Day 12 in the #vDM30in30
I’ve been investigating getting metrics from the Java parts of Puppet.
Puppetserver actually has a dedicated endpoint now, but if you’re on an earlier version you can actually extract the information straight from JMX.
I’ve been working on a Vagrant stack to demonstrate this, but I’ve not got it fully working yet, but I’ve made some good progress. I think there’re just a few tweaks left.
In the meantime, let’s talk JMX and jmxtrans.
What is JMX?
So JMX stands for Java Management Extensions, a well-established, but not widespread technology allowing to monitor and manage any JVM.
At it’s most basic level, it provides CPU, thread and memory monitoring.
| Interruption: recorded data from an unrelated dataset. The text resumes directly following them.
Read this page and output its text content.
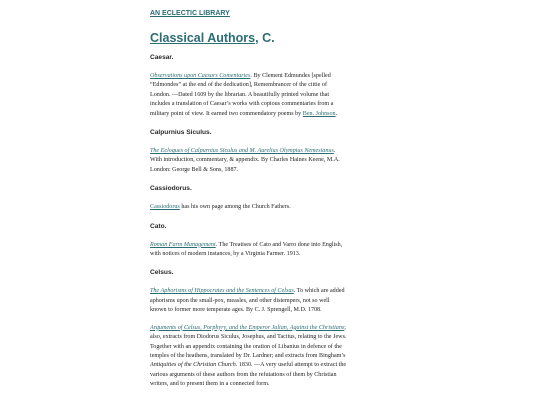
AN ECLECTIC LIBRARY
Classical Authors, C.
Caesar.

Observations upon Caesars Comentaries. By Clement Edmundes [spelled
“Edmondes” at the end of the dedication], Remembrancer of the cittie of
London. —Dated 1609 by the librarian. A beautifully printed volume that
includes a translation of Caesar’s works with copious commentaries from a
military point of view. It earned two commendatory poems by Ben. Johnson.

Calpurnius Siculus.

The Eclogues of Calpurnius Siculus and M. Aurelius Olympius Nemesianus.
With introduction, commentary, & appendix. By Charles Haines Keene, M.A.
London: George Bell & Sons, 1887.

Cassiodorus.

Cassiodorus has his own page among the Church Fathers.

Cato.

Roman Farm Management. The Treatises of Cato and Varro done into English,
with notices of modern instances, by a Virginia Farmer. 1913.

Celsus.

The Aphorisms of Hippocrates and the Sentences of Celsus. To which are added
aphorisms upon the small-pox, measles, and other distempers, not so well
known to former more temperate ages. By C. J. Sprengell, M.D. 1708.

Arguments of Celsus, Porphyry, and the Emperor Julian, Against the Christians;
also, extracts from Diodorus Siculus, Josephus, and Tacitus, relating to the Jews.
Together with an appendix containing the oration of Libanius in defence of the
temples of the heathens, translated by Dr. Lardner; and extracts from Bingham’s
Antiquities of the Christian Church. 1830. —A very useful attempt to extract the
various arguments of these authors from the refutations of them by Christian
writers, and to present them in a connected form.
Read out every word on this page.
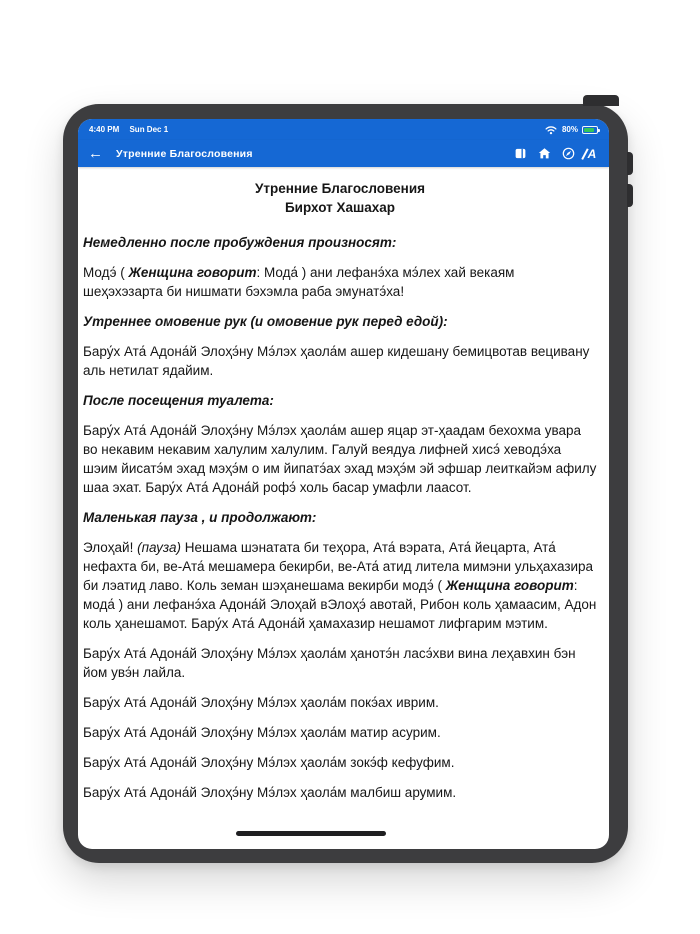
4:40 PM Sun Dec 1	80%
← Утренние Благословения	A
Утренние Благословения
Бирхот Хашахар
Немедленно после пробуждения произносят:
Модэ́ ( Женщина говорит: Мода́ ) ани лефанэ́ха мэ́лех хай векаям шеҳэхэзарта би нишмати бэхэмла раба эмунатэ́ха!
Утреннее омовение рук (и омовение рук перед едой):
Бару́х Ата́ Адона́й Элоҳэ́ну Мэ́лэх ҳаола́м ашер кидешану бемицвотав вецивану аль нетилат ядайим.
После посещения туалета:
Бару́х Ата́ Адона́й Элоҳэ́ну Мэ́лэх ҳаола́м ашер яцар эт-ҳаадам бехохма увара во некавим некавим халулим халулим. Галуй веядуа лифней хисэ́ хеводэ́ха шэим йисатэ́м эхад мэҳэ́м о им йипатэ́ах эхад мэҳэ́м эй эфшар леиткайэм афилу шаа эхат. Бару́х Ата́ Адона́й рофэ́ холь басар умафли лаасот.
Маленькая пауза , и продолжают:
Элоҳай! (пауза) Нешама шэнатата би теҳора, Ата́ вэрата, Ата́ йецарта, Ата́ нефахта би, ве-Ата́ мешамера бекирби, ве-Ата́ атид литела мимэни ульҳахазира би лэатид лаво. Коль земан шэҳанешама векирби модэ́ ( Женщина говорит: мода́ ) ани лефанэ́ха Адона́й Элоҳай вЭлоҳэ́ авотай, Рибон коль ҳамаасим, Адон коль ҳанешамот. Бару́х Ата́ Адона́й ҳамахазир нешамот лифгарим мэтим.
Бару́х Ата́ Адона́й Элоҳэ́ну Мэ́лэх ҳаола́м ҳанотэ́н ласэ́хви вина леҳавхин бэн йом увэ́н лайла.
Бару́х Ата́ Адона́й Элоҳэ́ну Мэ́лэх ҳаола́м покэ́ах иврим.
Бару́х Ата́ Адона́й Элоҳэ́ну Мэ́лэх ҳаола́м матир асурим.
Бару́х Ата́ Адона́й Элоҳэ́ну Мэ́лэх ҳаола́м зокэ́ф кефуфим.
Бару́х Ата́ Адона́й Элоҳэ́ну Мэ́лэх ҳаола́м малбиш арумим.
You can also configure custom metrics for it in the MBeanServer class.
It’s actually been around for a long time, Sun opened JSR 318 with the JMX spec in December 1998.
Why it’s good?
Since is in every Java version for over a decade and a half, you’ve basically got built in metrics and monitoring in any Java application.
All you need to do is configure the JAVA_ARGS
to enable the JMX port to be open, and bam: you’ve got metrics.
This is usually done with something like:
-Dcom.sun.management.jmxremote
-Dcom.sun.management.jmxremote.authenticate=false
-Dcom.sun.management.jmxremote.ssl=false
-Dcom.sun.management.jmxremote.port=1099
The base tools for reading JMX are pretty crude but effective…such as JConsole:
> Source: https://flic.kr/p/5X415j
However, I’m more interested in getting those logs into monitoring, specifically a Graphite/Grafana stack.
Where does jmxtrans fit in?
I think the README explains it best:
This is effectively the missing connector between speaking to a JVM via JMX on one end and whatever logging / monitoring / graphing package that you can dream up on the other end.
…
The core engine is very solid and there are writers for Graphite, StatsD, Ganglia, cacti/rrdtool, OpenTSDB, text files, and stdout. Feel free to suggest more on the discussion group or issue tracker.
Source: https://github.com/jmxtrans/jmxtrans/blob/master/README.md
I was introduced to the jmxtrans when I was looking into puppet-server monitoring, as the operations team at Puppet already use it to monitor the various Java systems that we run: Jira, Confluence and the Puppet stack itself: PuppetDB, PuppetServer and the console-services app.
How to configure it
Luckily the InfraCore team at Puppet had made a module to install it, and had some profiles they were using internally that I could test a little. I got most of the setup done without too much work.
Systemd strikes again…
However, in my tests, I couldn’t get it to work on CentOS 7. The culprit: a missing service file. The package only contained the older format with an init file located at /etc/init.d/jmxtrans
.
There’s already an issue open asking how to get it working on CentOS 7 and systemd systems, and the user had posted the unit file they were using:
[Unit]
Description=JMX Transformer - more than meets the eye
After=syslog.target network.target
[Service]
Type=forking
PIDFile=/run/jmxtrans/jmxtrans.pid
EnvironmentFile=/etc/sysconfig/jmxtrans
User=jmxtrans
ExecStart=/usr/share/jmxtrans/bin/jmxtrans start
[Install]
WantedBy=multi-user.target
This seemed to work at first, but I usually check my Puppet code with a few common issues that pop-up like rebooting and enabling the service. On reboot, the service didn’t run.
This appears to be because
Jaria explains it well:
To my surprise, my contraption from the previous article didn’t survive a reboot. WTF?! It turned out that in Fedora 19 the /var/run/ is a symlink into /run/ which has been turned into tmpfs. Goddamnit! It literally means, that it is pointless to create
/var/run/<the daemon name here>/
with correct permissions in RPM spec-file. Everything will be wiped clean on next reboot anyway.
So I ended up going with something similar to what he posted in the blog post, adding an ExecStartPre
section:
[Unit]
Description=JMX Transformer - more than meets the eye
After=syslog.target network.target
[Service]
Type=forking
User=jmxtrans
Group=jmxtrans
# Run ExecStartPre with root-permissions
PermissionsStartOnly=true
ExecStartPre=-/usr/bin/mkdir /run/jmxtrans/
ExecStartPre=/usr/bin/chown -R jmxtrans:jmxtrans /run/jmxtrans/
PIDFile=/var/run/jmxtrans/jmxtrans.pid
ExecStart=/usr/share/jmxtrans/bin/jmxtrans start
[Install]
WantedBy=multi-user.target
This seems to work in my tests, even after a reboot.
I opened a PR to get that merged into the InfraCore team module, and have a few other ideas for PR’s to merge.
Hopefully, I can get my Vagrant stack working and I can actually get the stats from jmxtrans
into graphite and show off some graphs in a future blog post!